O Rei D. Sebastião, óleo sobre tela de Cristóvão de Morais, pintor português que teve atividade conhecida entre 1551 e 1571. Museu Nacional de Arte Antiga, Lisboa, Portugal
Este retrato do rei D. Sebastião é da autoria de Cristóvão de Morais, que foi um excelente pintor português do séc. XVI. Cristóvão de Morais foi, com toda a certeza, um dos melhores pintores maneiristas portugueses. Ao olhar para este quadro, não posso deixar de notar que ele é um bom retrato de um mau rei, porque mal aconselhado: o rei de Portugal D. Sebastião. Não vale a pena insistir no facto de que D. Sebastião trouxe a desgraça para Portugal quando se fez matar na batalha de Alcácer Quibir, no norte de África, em 4 de agosto de 1578.
Como seria de esperar, a batalha de Alcácer Quibir vem referida nos livros de História de Marrocos. Não é todos os dias que um rei é morto num campo de batalha, seja em Marrocos ou seja onde for. O que é surpreendente é o modo como os marroquinos reagem diante de um interlocutor português, quando o assunto é abordado, e lhe dizem: «Sim, é verdade que nós ganhamos, mas a batalha de Alcácer Quibir foi somente uma batalha entre muitas que houve entre as nossas duas nações. Nós ganhamos algumas, vocês também ganharam algumas, mas o que importa é que agora estamos todos em paz e somos todos amigos». Fica a sensação de que esta desvalorização da importância da batalha de Alcácer Quibir por parte dos marroquinos é apenas uma manifestação de gentileza. Os marroquinos são um povo gentil, atencioso, tolerante e acolhedor. E, o que é mais importante, não nutrem qualquer rancor ou ressentimento para com os portugueses. Isto mesmo eu verifiquei pessoalmente em diversas ocasiões.
Efetivamente, quando eu disse uma vez a um marroquino que era português, ele soltou uma sonora gargalhada e exclamou: «É português? Então somos grandes inimigos! Ahahahahah!» Por momentos julguei que ele me iria dar um grande abraço, o abraço do reencontro de dois "grandes inimigos". Mais tarde, fiquei a pensar.
No ano 711, os mouros atravessaram o Estreito de Gibraltar, vindos do Norte de África, e rapidamente se apoderaram da Península Ibérica, com exceção das Astúrias, conquistando o fraco Reino dos Visigodos, que não era mais do que uma frágil federação de senhores feudais. Começou assim um ciclo de conquistas e reconquistas, invasões e recuos, grandes batalhas e pequenas escaramuças, tanto em solo ibérico como em solo norte-africano, entre mouros e cristãos, que, no caso português, se prolongou até ao ano 1769, ano em que Portugal abandonou a sua última posição em terras de Marrocos, a fortaleza de Mazagão. Por determinação do Marquês de Pombal, os ocupantes da fortaleza foram então transferidos para a foz do Rio Amazonas, onde fundaram uma povoação também chamada Mazagão.

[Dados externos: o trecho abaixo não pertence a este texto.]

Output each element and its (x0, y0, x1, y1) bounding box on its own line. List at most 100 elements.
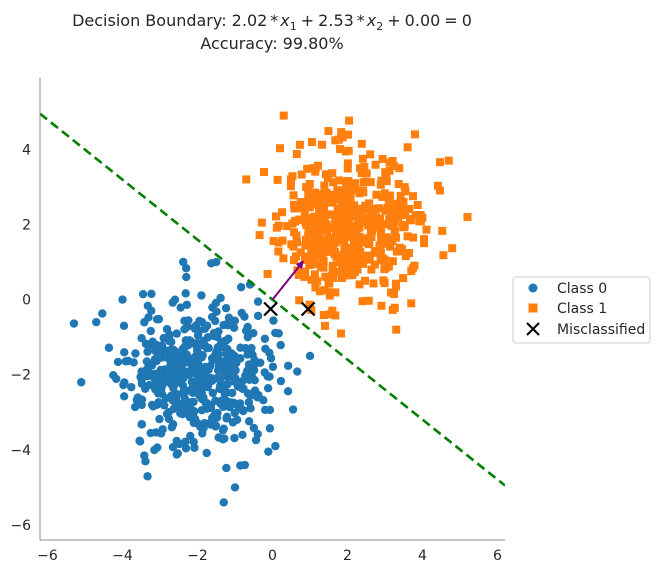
class1-point (319, 236, 328, 245)
class1-point (388, 305, 397, 314)
class1-point (338, 209, 347, 218)
class1-point (288, 172, 297, 181)
class0-point (204, 343, 213, 353)
class1-point (357, 169, 366, 178)
class1-point (354, 244, 363, 253)
class0-point (209, 329, 219, 338)
class1-point (376, 228, 385, 237)
class0-point (293, 367, 302, 376)
class1-point (349, 221, 358, 230)
class1-point (410, 261, 419, 270)
class0-point (143, 347, 152, 356)
class1-point (380, 255, 389, 264)
class1-point (359, 178, 368, 187)
eq-plus-2: + (387, 11, 400, 30)
class1-point (422, 225, 431, 234)
class0-point (227, 399, 236, 408)
class1-point (302, 252, 311, 261)
class0-point (180, 325, 189, 334)
class0-point (213, 353, 222, 363)
class1-point (333, 204, 342, 213)
class0-point (222, 336, 231, 345)
class1-point (324, 127, 333, 136)
class0-point (305, 351, 315, 361)
class0-point (179, 257, 188, 267)
class0-point (194, 341, 203, 350)
x-tick-label: 4 (418, 548, 427, 564)
class1-point (331, 228, 340, 237)
class1-point (366, 178, 375, 187)
class0-point (230, 483, 240, 492)
class0-point (169, 404, 178, 414)
class1-point (395, 243, 404, 252)
class1-point (325, 279, 334, 288)
class1-point (376, 248, 385, 257)
class1-point (387, 288, 396, 297)
class0-point (121, 357, 131, 366)
class1-point (365, 238, 374, 247)
class1-point (344, 225, 353, 234)
class1-point (273, 175, 282, 184)
class0-point (158, 425, 167, 434)
class1-point (299, 199, 308, 208)
class1-point (337, 329, 346, 338)
x-tick-label: −6 (37, 548, 58, 564)
class1-point (279, 254, 288, 263)
class1-point (438, 226, 447, 235)
class1-point (392, 279, 401, 288)
class1-point (387, 221, 396, 230)
class0-point (169, 383, 178, 393)
class1-point (343, 159, 352, 168)
class0-point (212, 307, 221, 316)
class1-point (274, 221, 283, 230)
class1-point (406, 216, 415, 225)
class0-point (227, 388, 237, 398)
class1-point (394, 211, 403, 220)
class0-point (220, 389, 229, 399)
class1-point (358, 297, 367, 306)
class1-point (324, 210, 333, 219)
chart-title-line1: Decision Boundary: 2.02 * x1 +2.53 * x2 +0.00 =… (72, 11, 472, 33)
class1-point (305, 179, 314, 188)
class1-point (297, 170, 306, 179)
class1-point (346, 212, 355, 221)
class1-point (339, 216, 348, 225)
class1-point (305, 300, 314, 309)
class1-point (388, 237, 397, 246)
data-points-layer (69, 111, 472, 507)
class0-point (181, 289, 190, 298)
class1-point (407, 299, 416, 308)
class1-point (336, 145, 345, 154)
class1-point (350, 201, 359, 210)
class0-point (215, 360, 224, 370)
class1-point (269, 237, 278, 246)
decision-boundary-line (40, 112, 505, 487)
class0-point (211, 298, 221, 308)
class1-point (386, 191, 395, 200)
class0-point (253, 297, 263, 306)
class1-point (314, 195, 323, 204)
class1-point (331, 136, 340, 145)
class1-point (283, 222, 292, 231)
class0-point (92, 317, 101, 327)
class0-point (162, 409, 172, 419)
class1-point (392, 203, 401, 212)
class1-point (328, 306, 337, 315)
class0-point (168, 442, 178, 452)
class0-point (251, 435, 261, 445)
class1-point (378, 155, 387, 164)
class1-point (405, 204, 414, 213)
class0-point (264, 447, 273, 456)
class1-point (342, 259, 351, 268)
eq-w1: 2.02 (232, 11, 268, 30)
class1-point (344, 130, 353, 139)
class1-point (367, 233, 376, 242)
class1-point (324, 198, 333, 207)
class1-point (292, 252, 301, 261)
class1-point (278, 236, 287, 245)
weight-vector-arrow (271, 260, 304, 301)
class1-point (361, 201, 370, 210)
class0-point (143, 340, 152, 349)
class0-point (243, 322, 252, 332)
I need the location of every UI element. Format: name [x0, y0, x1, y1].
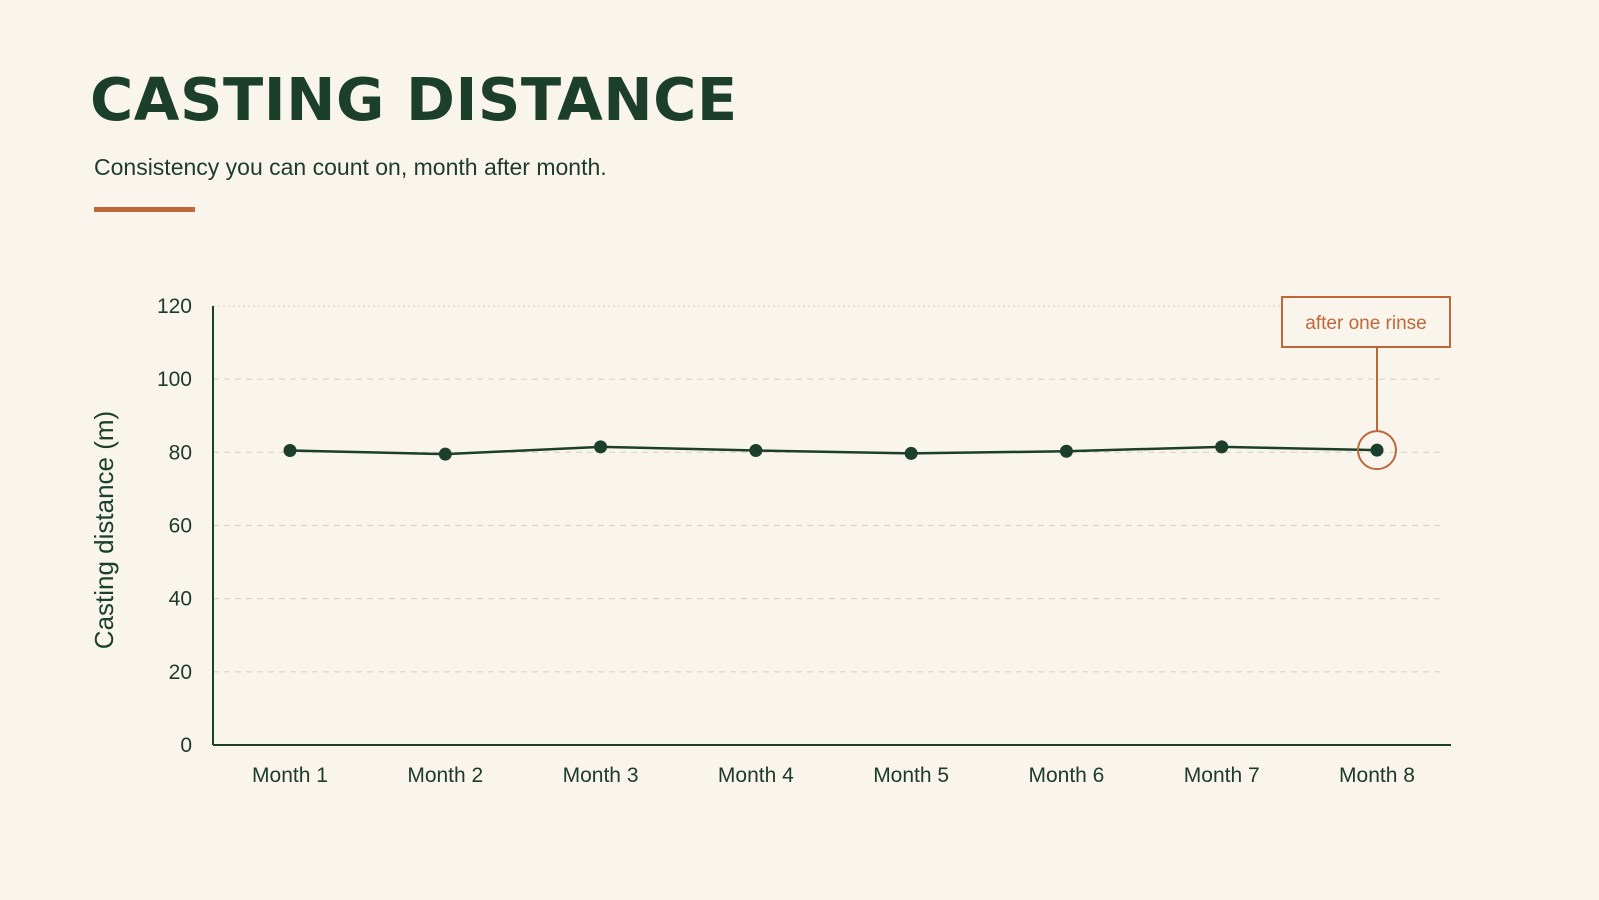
x-tick-label: Month 4 — [718, 764, 794, 787]
y-tick-label: 20 — [169, 661, 192, 684]
y-tick-label: 0 — [180, 734, 192, 757]
annotation-box — [1281, 296, 1451, 348]
data-point — [749, 444, 763, 458]
y-tick-labels: 0 20 40 60 80 100 120 — [157, 295, 192, 757]
data-point — [1370, 443, 1384, 457]
data-point — [283, 444, 297, 458]
y-tick-label: 40 — [169, 588, 192, 611]
annotation-layer: after one rinse — [1281, 296, 1451, 471]
axes — [212, 306, 1451, 746]
y-tick-label: 60 — [169, 515, 192, 538]
data-point — [1215, 440, 1229, 454]
data-point — [904, 446, 918, 460]
series-line — [289, 445, 1378, 456]
data-point — [594, 440, 608, 454]
y-tick-label: 80 — [169, 441, 192, 464]
accent-rule — [94, 207, 195, 212]
x-tick-labels: Month 1 Month 2 Month 3 Month 4 Month 5 Month… — [252, 764, 1415, 787]
slide-subtitle: Consistency you can count on, month afte… — [94, 154, 607, 180]
x-tick-label: Month 8 — [1339, 764, 1415, 787]
x-tick-label: Month 5 — [873, 764, 949, 787]
y-axis-title: Casting distance (m) — [89, 411, 119, 649]
x-tick-label: Month 3 — [563, 764, 639, 787]
x-tick-label: Month 7 — [1184, 764, 1260, 787]
slide-title: CASTING DISTANCE — [90, 65, 738, 134]
y-tick-label: 120 — [157, 295, 192, 318]
data-point — [1059, 444, 1073, 458]
y-tick-label: 100 — [157, 368, 192, 391]
gridlines — [213, 305, 1440, 673]
series-layer — [283, 440, 1384, 461]
x-tick-label: Month 6 — [1028, 764, 1104, 787]
x-tick-label: Month 2 — [407, 764, 483, 787]
x-tick-label: Month 1 — [252, 764, 328, 787]
annotation-label: after one rinse — [1305, 313, 1426, 334]
data-point — [438, 447, 452, 461]
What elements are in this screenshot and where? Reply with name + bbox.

Agora, como dizia António Guterres, «é só fazer as contas». Estas contas revelam que, ainda e só no caso português, se passaram
1058 anos entre o primeiro acontecimento e o último. Foram 1058 anos de ódios e de guerras, em que cristãos e muçulmanos se esquartejaram mutuamente, enquanto gritavam, uns contra os outros, «Morte aos infiéis!». Foram 1058 anos com montanhas e montanhas de mortos, rios e rios de sangue, milhões e milhões de órfãos e de viúvas, uma dor incomensurável e lágrimas sem fim. 1058 anos. Tudo isto para quê? Para que alguém, na viragem do séc. XX para o séc. XXI, se ria e graceje: «É português? Então somos grandes inimigos! Ahahahahah!» O ódio e o fanatismo, que tanto mal causaram, apagaram-se e converteram-se em anedota. Valeu a pena ter havido tantos mortos?